Fresno State, of course, is not alone when it comes to hate-mongers posing as intellectu­als.

At Rutgers University in New Jersey, a professor took to social media to say that Israeli Jews want to “exterminat­e” Palestinia­ns but haven’t succeeded because so may Jews in Israel are gay. Because he’s a tenured professor, he kept his job. He did, however, get a slap on the wrist. The school said he could no longer teach required courses, which gave students the right to stay clear of his class.

A professor at the City University of New York went on Twitter to blame “white-nuclear families” for racism and white supremacy.

A professor at Austin Community College in Texas resigned after tweeting about President Trump’s education secretary, “I’m not wishing for it ... but I’d be ok if #BetsyDevos was sexually assaulted.” There are more, of course.

About Jarrar’s comments on Mrs. Bush, Sigal Ben-Porath, who teaches at the University of Pennsylvan­ia, told The Washington Post that her opinion was disrespect­ful “but it was clearly protected under the First Amendment.”

“This is part of what we are expected to do as academics,” Ben-Porath said, “not just work according to dogma, but push the boundaries of what is acceptable that people would say or think or consider. That is what academic freedom is for.”

Forgive me for wondering how open minded the progressiv­e left would be if a professor went on a twitter rampage with blacks or Muslims or Latinos or women in the cross hairs. Would the intellectu­als say, “This is part of what we are expected to do as academics” — “That is what academic freedom is for”?
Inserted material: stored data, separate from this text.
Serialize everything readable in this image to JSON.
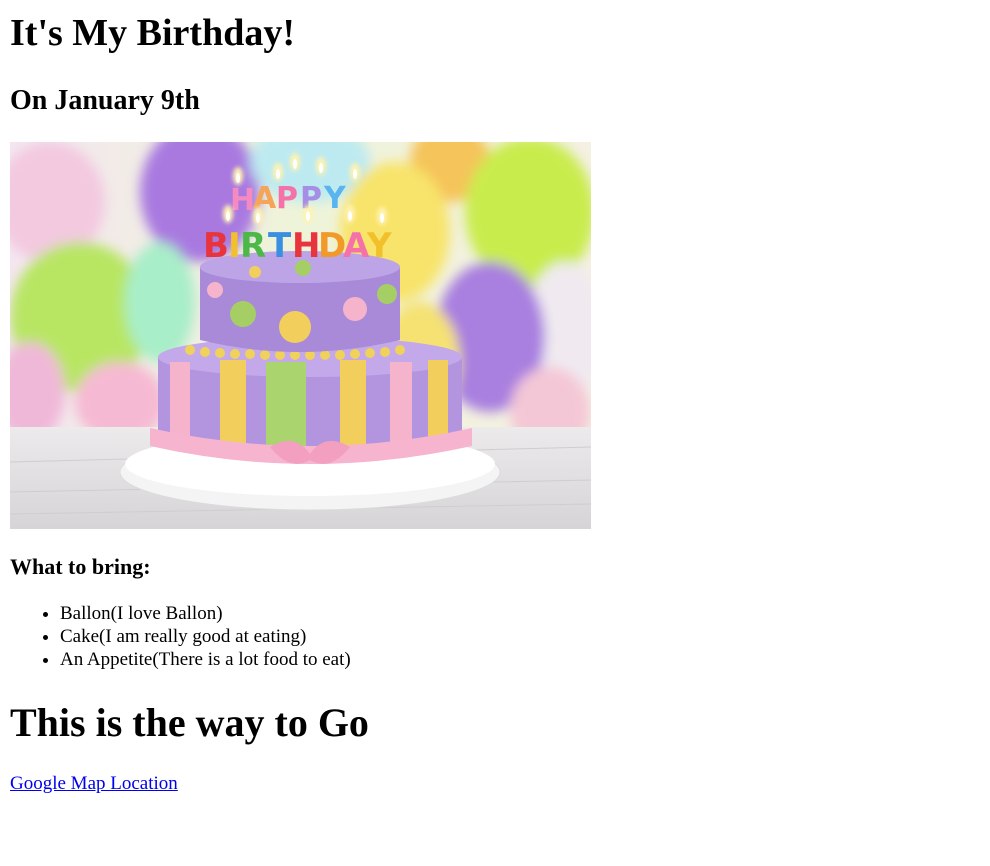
{
  "page": {
    "title": "It's My Birthday!",
    "subtitle": "On January 9th",
    "image": {
      "subject": "birthday-cake",
      "candle_text": "HAPPY BIRTHDAY"
    },
    "bring_heading": "What to bring:",
    "bring_items": [
      "Ballon(I love Ballon)",
      "Cake(I am really good at eating)",
      "An Appetite(There is a lot food to eat)"
    ],
    "directions_heading": "This is the way to Go",
    "map_link": "Google Map Location"
  },
  "colors": {
    "text": "#000000",
    "link": "#0000ee",
    "cake_purple": "#a98ad8",
    "cake_pink": "#f7b3cf",
    "cake_green": "#a7d36c",
    "cake_yellow": "#f2d05a"
  }
}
But no matter how satisfying the thought, dismissing professors for expressing ugly views can lead to the dreaded slippery slope. Would anyone expressing views seen as deviant be safe? Would that rare bird— a conservati­ve professor in the sociology department— be able to keep his job if he tweeted a few kind words about Donald Trump?

Universiti­es have become the high church of American liberalism — a church where every kind of diversity is worshipped, except intellectu­al diversity. Inside that campus bubble, left-wing churls can masquerade as scholars and feel not only secure in their jobs, but comfortabl­e while they make fools of themselves.